Me ha gustado especialmente un pasaje en el libro en el que Louise pela una manzana. Quiere comérsela y la corta en trozos. Después en trozos más pequeños que de nuevo corta hasta que el plato termina lleno de trocitos diminutos de manzana. Son arañas y bichos en los que encuentra a su madre, a su padre, a sus hijos, a los primos con los que vivió de pequeña, a ella misma. Las lágrimas y la culpa le impiden comer. Todo es peso y dolor. Todo es buscarse y no encontrarse. "Tu historia no es la que te han contado. La que han querido que creyeses, costase lo que costase.

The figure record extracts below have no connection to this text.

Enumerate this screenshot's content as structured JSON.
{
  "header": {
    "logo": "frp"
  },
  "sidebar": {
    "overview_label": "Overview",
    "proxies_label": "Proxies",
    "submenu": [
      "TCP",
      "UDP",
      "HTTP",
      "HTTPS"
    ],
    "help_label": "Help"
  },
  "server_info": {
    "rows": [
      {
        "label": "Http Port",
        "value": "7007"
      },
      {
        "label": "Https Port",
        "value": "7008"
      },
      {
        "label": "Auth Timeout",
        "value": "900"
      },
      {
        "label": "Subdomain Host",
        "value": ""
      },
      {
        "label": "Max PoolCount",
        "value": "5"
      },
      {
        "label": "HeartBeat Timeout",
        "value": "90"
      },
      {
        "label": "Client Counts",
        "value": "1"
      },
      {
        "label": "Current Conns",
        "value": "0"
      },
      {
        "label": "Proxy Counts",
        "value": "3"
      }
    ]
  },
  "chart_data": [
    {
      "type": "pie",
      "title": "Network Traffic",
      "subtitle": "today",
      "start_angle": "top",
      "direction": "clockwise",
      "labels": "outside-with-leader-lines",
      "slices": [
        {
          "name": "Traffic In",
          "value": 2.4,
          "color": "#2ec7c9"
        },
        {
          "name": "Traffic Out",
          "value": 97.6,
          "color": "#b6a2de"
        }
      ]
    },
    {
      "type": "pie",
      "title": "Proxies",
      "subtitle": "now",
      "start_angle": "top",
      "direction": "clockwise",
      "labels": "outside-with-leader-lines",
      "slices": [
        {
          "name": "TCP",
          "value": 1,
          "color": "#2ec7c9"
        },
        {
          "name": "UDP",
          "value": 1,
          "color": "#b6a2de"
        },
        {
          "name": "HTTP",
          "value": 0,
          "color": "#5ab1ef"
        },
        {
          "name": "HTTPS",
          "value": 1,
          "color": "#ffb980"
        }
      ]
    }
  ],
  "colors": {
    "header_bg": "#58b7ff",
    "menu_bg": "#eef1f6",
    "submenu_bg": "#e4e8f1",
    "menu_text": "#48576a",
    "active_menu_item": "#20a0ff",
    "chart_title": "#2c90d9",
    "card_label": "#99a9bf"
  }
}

Somos relatos, estratos de relatos que cuentan otros, los padres, los mayores".

Todo fue intensidad para Louise y este libro es un viaje que recomiendo leer acompañándolo de todas las fotos de Louise y sus esculturas que podáis encontrar en Internet. Todo lo que la ha rodeado siempre es extrañamente fascinante.

"¿Es posible que dentro de mí exista una explicación a mis actos? Demasiado tarde. No vale la pena buscarla, como antaño con Lowenfeld. Yo escucho a mis células, y ya está. Me parece oír los miles de millones de células y bacterias que se ayudan en mi interior. Qué escándalo. Todo un mundo prehistórico. La araña también es prehistorica, ya ven que tenemos connivencias.
Así que yo apilo, recorto, tuerzo, construyo, excavo, tallo, vuelco, cincelo, pulo, separo. Soy lo que hago, nada más. Hago, deshago, rehago. Hago emerger."
Profile Image for Leigh Anne.
933 reviews33 followers
November 21, 2021
A fictional biography of Louise Bourgeois that is mostly pleasing, but with one sour note: the author, who knew and worked with Bourgeois, started writing this before her death and never told her. Most likely because she would have disliked the idea, at best. At worst, she probably would have bitten his head off.

The result is a dreamy, Mrs. Dalloway-style portrait of a troubled life, the woman with a vision and a difficult father, a love of spiders, a keen longing for her mother, and a beautiful mind. And I liked it very much! But if the author's telling is true to her personality, Bourgeois hated to be caged or pinned down, which is ironic, and makes me feel as if I'd rather hear her tell her own story, rather than have it filtered through a man.

And yet, given that it leads me back to the artist's life and works for further study, it's fair to call it a successful project. An optional purchase for most public libraries, of interest for large collections where either art or fiction in translation are popular.